No tears for democracy

In my last piece here, I wrote that there was only one question which we need to answer: Does the government command a parliamentary majority? Since then, there have been nine hours of talk in Parliament but not one member addressed this question. As...

In my last piece here, I wrote that there was only one question which we need to answer: Does the government command a parliamentary majority?

… our Prime Minister, seeing that he does not have the required strength in Parliament, has run to the comfort zone of his party instead...- Helena Dalli

Since then, there have been nine hours of talk in Parliament but not one member addressed this question. As predicted, we listened to long-winded speeches full of cant about this government’s work. Nothing to do with the question being put.

Anyhow, when we came to the vote, the answer was given: the government lost its majority in Parliament.

Since then there have been countless talk shows on radio and television with the Nationalist side skirting around the most important aforementioned fact staring us all in the face. Instead of dealing with this truth, Nationalist speakers switch the debate from the real issue – the government lacking a majority in Parliament – to the Labour Party. Even though it is this majority deficit that could take us to an early election and not what Labour says or does.

The Prime Minister has undergone and is still undergoing attacks from his own side. But it is to the opposition that some Nationalist MPs and the Prime Minister turn: why the motion of no confidence?

Now that the first question has been answered, there is another one awaiting a reply: What has the election/re-election of the Nationalist Party leader got to do with the fact that the Prime Minister lost his majority in Parliament? What is his confirmation as party leader going to prove or change?

If this, up to now, one-man contest were to give Lawrence Gonzi a majority in Parliament, then he would be justified in going for it. But, even though he will get a crushing majority of votes, it will not change one iota of the result he got in Parliament.

The Prime Minister’s first duty is to be accountable to the people and, therefore, the people’s representatives in Parliament and then to the party.

Had Dr Gonzi been serious about this business, he would have asked for a vote of confidence in Parliament like he did after Franco Debono abstained on the motion of censure against Minister Austin Gatt.

What we witnessed this time was the use of the levers of Parliament to make sure that the government holds on to power even though not supported by the will of the majority of the members of Parliament.

So the Prime Minister is advised and at the end of the PN’s general council meeting comes out with a mise-en-scène reminiscent of The Cabinet of Dr Caligari (the setting, not the characters, lest I be accused of implying derangement).

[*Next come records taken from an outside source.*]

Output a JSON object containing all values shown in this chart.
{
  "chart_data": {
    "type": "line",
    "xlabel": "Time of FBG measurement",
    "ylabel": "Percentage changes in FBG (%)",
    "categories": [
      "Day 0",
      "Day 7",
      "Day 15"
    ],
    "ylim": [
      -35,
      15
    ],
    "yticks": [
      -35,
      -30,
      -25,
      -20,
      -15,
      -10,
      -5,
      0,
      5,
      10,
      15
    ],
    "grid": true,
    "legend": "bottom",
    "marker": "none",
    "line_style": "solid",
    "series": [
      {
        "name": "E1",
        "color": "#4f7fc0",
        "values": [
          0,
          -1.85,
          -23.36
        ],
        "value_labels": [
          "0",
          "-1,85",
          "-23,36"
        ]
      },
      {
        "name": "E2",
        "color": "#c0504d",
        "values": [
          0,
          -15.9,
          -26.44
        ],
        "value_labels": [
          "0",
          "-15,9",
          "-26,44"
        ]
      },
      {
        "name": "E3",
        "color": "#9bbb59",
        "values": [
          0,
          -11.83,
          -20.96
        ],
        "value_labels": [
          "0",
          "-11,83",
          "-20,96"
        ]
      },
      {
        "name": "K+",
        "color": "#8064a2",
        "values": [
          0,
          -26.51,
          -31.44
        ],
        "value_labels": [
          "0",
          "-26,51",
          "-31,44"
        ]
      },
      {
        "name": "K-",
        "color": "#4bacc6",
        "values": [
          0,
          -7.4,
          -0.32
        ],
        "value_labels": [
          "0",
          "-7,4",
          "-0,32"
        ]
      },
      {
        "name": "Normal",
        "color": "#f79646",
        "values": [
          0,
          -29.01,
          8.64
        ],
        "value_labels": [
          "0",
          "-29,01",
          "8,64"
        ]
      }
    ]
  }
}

Dr Gonzi seeks re-election as party leader.

The incumbent will be “competing” against himself; no one in his or her right mind would challenge Dr Gonzi. Therefore, submitting the party leadership to a secret ballot will help the PN win some more time. It is a ploy to get the foregone overwhelming support from the party councillors, nothing to do with the situation in Parliament and in the rest of the country. Thus, going to the party instead of going to Parliament, tears another veil of deceit, leaving the Prime Minister and his cronies naked for all to see. But what are we to expect from omnipotent moral busybodies – as C.S. Lewis put it in his essay The Humanitarian Theory of Punishment – who believe that this country belongs to them and will do anything to keep things that way.

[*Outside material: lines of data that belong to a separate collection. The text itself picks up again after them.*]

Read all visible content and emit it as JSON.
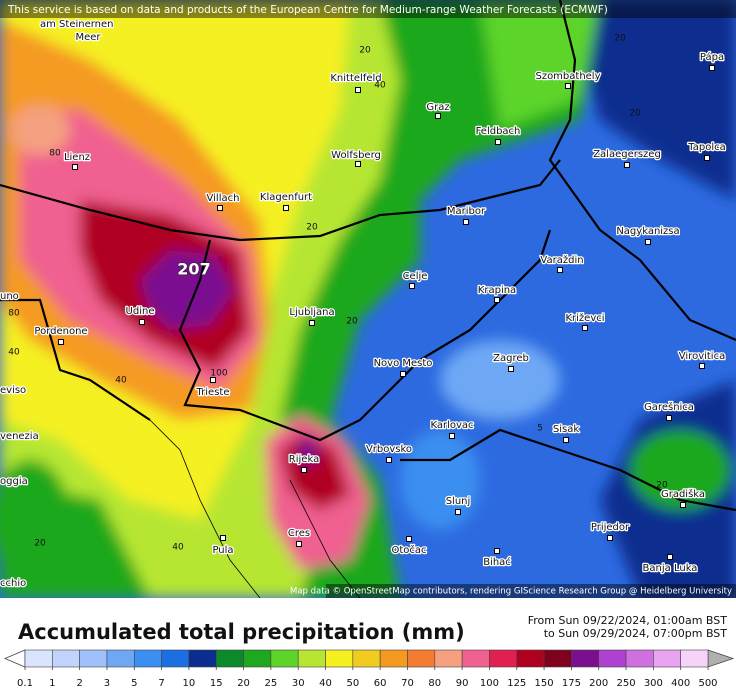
{
  "notice": "This service is based on data and products of the European Centre for Medium-range Weather Forecasts (ECMWF)",
  "cities": [
    "am Steinernen",
    "Meer",
    "Knittelfeld",
    "Graz",
    "Szombathely",
    "Pápa",
    "Lienz",
    "Wolfsberg",
    "Feldbach",
    "Zalaegerszeg",
    "Tapolca",
    "Villach",
    "Klagenfurt",
    "Maribor",
    "Nagykanizsa",
    "Celje",
    "Varaždin",
    "Udine",
    "Pordenone",
    "Ljubljana",
    "Krapina",
    "Križevci",
    "uno",
    "Novo Mesto",
    "Zagreb",
    "Virovitica",
    "eviso",
    "Trieste",
    "Karlovac",
    "Sisak",
    "Garešnica",
    "venezia",
    "Vrbovsko",
    "Rijeka",
    "Gradiška",
    "oggia",
    "Slunj",
    "Prijedor",
    "Cres",
    "Pula",
    "Otočac",
    "Bihać",
    "Banja Luka",
    "cchio"
  ],
  "contour_labels": [
    207,
    20,
    40,
    20,
    20,
    80,
    20,
    80,
    40,
    100,
    40,
    20,
    5,
    40,
    20,
    20
  ],
  "attribution": "Map data © OpenStreetMap contributors, rendering GIScience Research Group @ Heidelberg University",
  "title": "Accumulated total precipitation (mm)",
  "period_from": "From Sun 09/22/2024, 01:00am BST",
  "period_to": "to Sun 09/29/2024, 07:00pm BST",
  "legend": {
    "levels": [
      0.1,
      1,
      2,
      3,
      5,
      7,
      10,
      15,
      20,
      25,
      30,
      40,
      50,
      60,
      70,
      80,
      90,
      100,
      125,
      150,
      175,
      200,
      250,
      300,
      400,
      500
    ],
    "colors": [
      "#dbe4fd",
      "#c2d3fc",
      "#9fc0fa",
      "#6ea8f5",
      "#3b8ff0",
      "#1c6fe3",
      "#0a2d8f",
      "#0a8a2a",
      "#1fa81f",
      "#5cd42a",
      "#b6e632",
      "#f5f020",
      "#f0cc20",
      "#f59a20",
      "#f47c30",
      "#f5a080",
      "#f06090",
      "#e02050",
      "#b00020",
      "#800020",
      "#7a1090",
      "#b040d0",
      "#d070e0",
      "#e8a4f0",
      "#f6d4fa"
    ],
    "under_color": "#ffffff",
    "over_color": "#b0b0b0"
  }
}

Lewis wrote about government power in the context of the administration of justice but the concept may be applied to a situation whereby the government acts in a way where we are told that it is for our own good. What’s more, the actions of those wielding political power are even sanctioned by their conscience.

It is thus for our own good that the Prime Minister is underplaying the fact that he does not command a majority in Parliament. It is for our own good that Dr Gonzi has gone off to seek the support of his party instead of addressing the real problem. This, from the same people who used to tell us that personal agendas can be detrimental to liberty.

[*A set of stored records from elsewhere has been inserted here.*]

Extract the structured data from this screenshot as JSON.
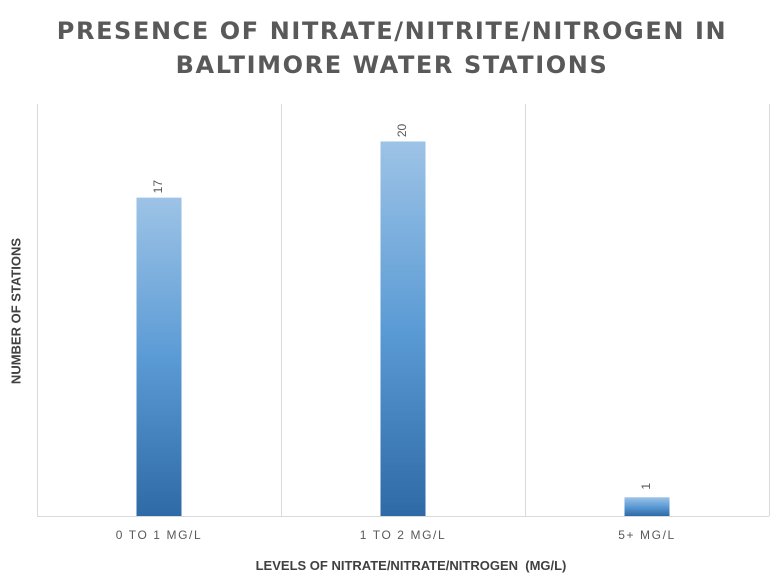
{
  "title_lines": [
    "PRESENCE OF NITRATE/NITRITE/NITROGEN IN",
    "BALTIMORE WATER STATIONS"
  ],
  "chart_data": {
    "type": "bar",
    "title": "PRESENCE OF NITRATE/NITRITE/NITROGEN IN BALTIMORE WATER STATIONS",
    "categories": [
      "0 TO 1 MG/L",
      "1 TO 2 MG/L",
      "5+ MG/L"
    ],
    "values": [
      17,
      20,
      1
    ],
    "data_labels": [
      "17",
      "20",
      "1"
    ],
    "xlabel": "LEVELS OF NITRATE/NITRATE/NITROGEN  (MG/L)",
    "ylabel": "NUMBER OF STATIONS",
    "ylim": [
      0,
      22
    ],
    "grid": "vertical category separators",
    "legend": "none",
    "colors": {
      "bar_top": "#9dc3e6",
      "bar_mid": "#5b9bd5",
      "bar_bottom": "#2e6aa6",
      "grid": "#d9d9d9",
      "text": "#595959"
    }
  }
}
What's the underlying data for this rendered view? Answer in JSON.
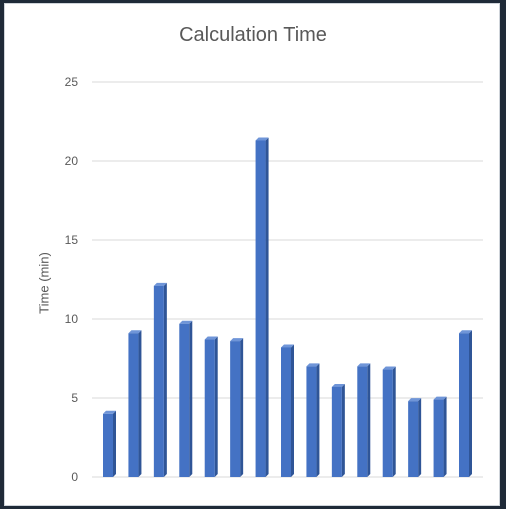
{
  "chart_data": {
    "type": "bar",
    "title": "Calculation Time",
    "xlabel": "",
    "ylabel": "Time (min)",
    "ylim": [
      0,
      25
    ],
    "yticks": [
      0,
      5,
      10,
      15,
      20,
      25
    ],
    "grid": true,
    "legend": "none",
    "bar_color": "#4472c4",
    "gridline_color": "#d9d9d9",
    "values": [
      4.0,
      9.1,
      12.1,
      9.7,
      8.7,
      8.6,
      21.3,
      8.2,
      7.0,
      5.7,
      7.0,
      6.8,
      4.8,
      4.9,
      9.1
    ]
  }
}
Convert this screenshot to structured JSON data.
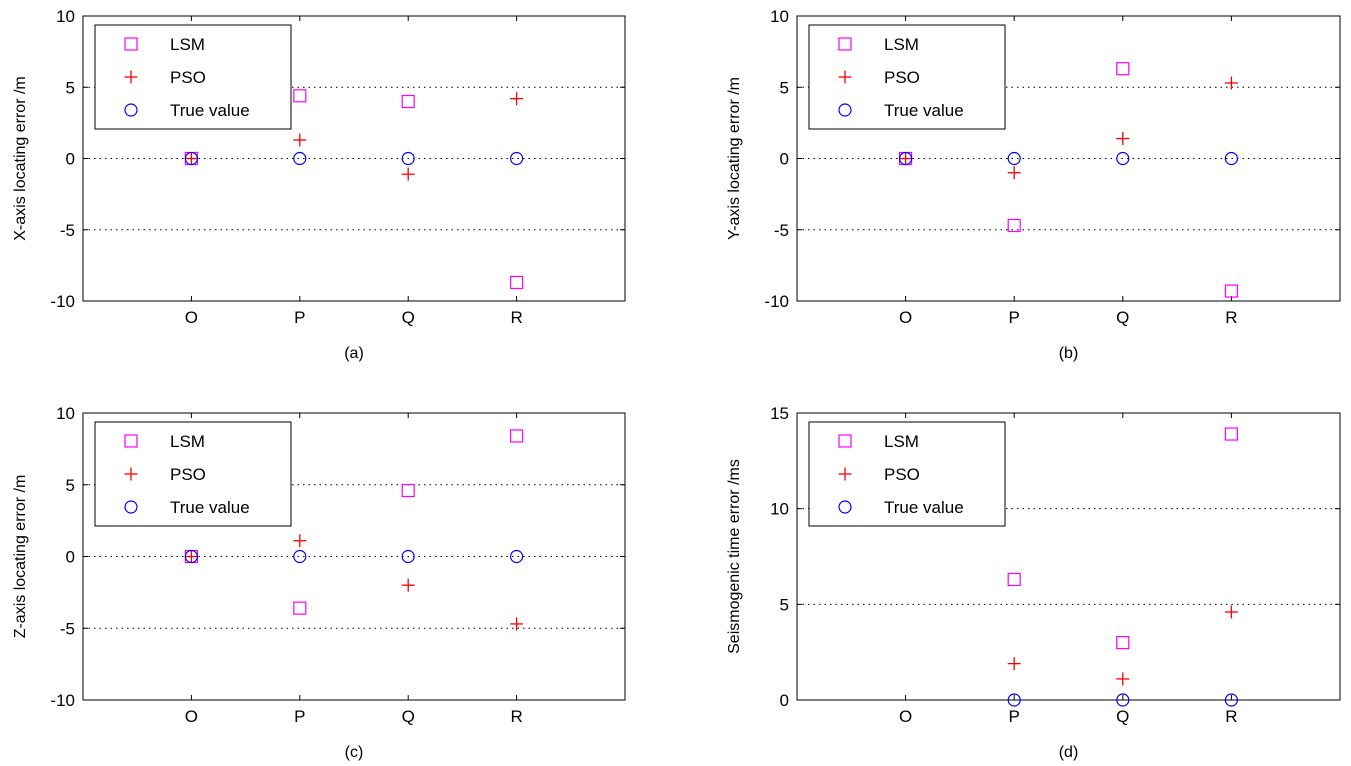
{
  "colors": {
    "lsm": "#ff00ff",
    "pso": "#ff0000",
    "true_value": "#0000ff",
    "axes": "#000000",
    "grid": "#000000"
  },
  "chart_data": [
    {
      "type": "scatter",
      "caption": "(a)",
      "xlabel": "",
      "ylabel": "X-axis locating error /m",
      "categories": [
        "O",
        "P",
        "Q",
        "R"
      ],
      "xlim": [
        0,
        5
      ],
      "ylim": [
        -10,
        10
      ],
      "yticks": [
        -10,
        -5,
        0,
        5,
        10
      ],
      "grid_y": [
        -5,
        0,
        5
      ],
      "legend": "top-left",
      "series": [
        {
          "name": "LSM",
          "marker": "square",
          "values": [
            0,
            4.4,
            4.0,
            -8.7
          ]
        },
        {
          "name": "PSO",
          "marker": "plus",
          "values": [
            0,
            1.3,
            -1.1,
            4.2
          ]
        },
        {
          "name": "True value",
          "marker": "circle",
          "values": [
            0,
            0,
            0,
            0
          ]
        }
      ]
    },
    {
      "type": "scatter",
      "caption": "(b)",
      "xlabel": "",
      "ylabel": "Y-axis locating error /m",
      "categories": [
        "O",
        "P",
        "Q",
        "R"
      ],
      "xlim": [
        0,
        5
      ],
      "ylim": [
        -10,
        10
      ],
      "yticks": [
        -10,
        -5,
        0,
        5,
        10
      ],
      "grid_y": [
        -5,
        0,
        5
      ],
      "legend": "top-left",
      "series": [
        {
          "name": "LSM",
          "marker": "square",
          "values": [
            0,
            -4.7,
            6.3,
            -9.3
          ]
        },
        {
          "name": "PSO",
          "marker": "plus",
          "values": [
            0,
            -1.0,
            1.4,
            5.3
          ]
        },
        {
          "name": "True value",
          "marker": "circle",
          "values": [
            0,
            0,
            0,
            0
          ]
        }
      ]
    },
    {
      "type": "scatter",
      "caption": "(c)",
      "xlabel": "",
      "ylabel": "Z-axis locating error /m",
      "categories": [
        "O",
        "P",
        "Q",
        "R"
      ],
      "xlim": [
        0,
        5
      ],
      "ylim": [
        -10,
        10
      ],
      "yticks": [
        -10,
        -5,
        0,
        5,
        10
      ],
      "grid_y": [
        -5,
        0,
        5
      ],
      "legend": "top-left",
      "series": [
        {
          "name": "LSM",
          "marker": "square",
          "values": [
            0,
            -3.6,
            4.6,
            8.4
          ]
        },
        {
          "name": "PSO",
          "marker": "plus",
          "values": [
            0,
            1.1,
            -2.0,
            -4.7
          ]
        },
        {
          "name": "True value",
          "marker": "circle",
          "values": [
            0,
            0,
            0,
            0
          ]
        }
      ]
    },
    {
      "type": "scatter",
      "caption": "(d)",
      "xlabel": "",
      "ylabel": "Seismogenic time error /ms",
      "categories": [
        "O",
        "P",
        "Q",
        "R"
      ],
      "xlim": [
        0,
        5
      ],
      "ylim": [
        0,
        15
      ],
      "yticks": [
        0,
        5,
        10,
        15
      ],
      "grid_y": [
        5,
        10
      ],
      "legend": "top-left",
      "series": [
        {
          "name": "LSM",
          "marker": "square",
          "values": [
            null,
            6.3,
            3.0,
            13.9
          ]
        },
        {
          "name": "PSO",
          "marker": "plus",
          "values": [
            null,
            1.9,
            1.1,
            4.6
          ]
        },
        {
          "name": "True value",
          "marker": "circle",
          "values": [
            null,
            0,
            0,
            0
          ]
        }
      ]
    }
  ]
}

No tears for democracy this time.

They used to tell us that a democracy is all about the strength to govern. But our Prime Minister, seeing that he does not have the required strength in Parliament, has run to the comfort zone of his party instead, where he is sure to get all the adulation and support he wants. That won’t change the national situation; damage to state and society will continue.

Dr Gonzi has gone to the party for a delusional game of smoke and mirrors, a diversion to keep people and the media occupied while time passes. This will give the Nationalist government and party ample breathing space in which to continue putting their power of incumbency to good party use.

Dr Dalli is shadow minister for the public service and gender equality.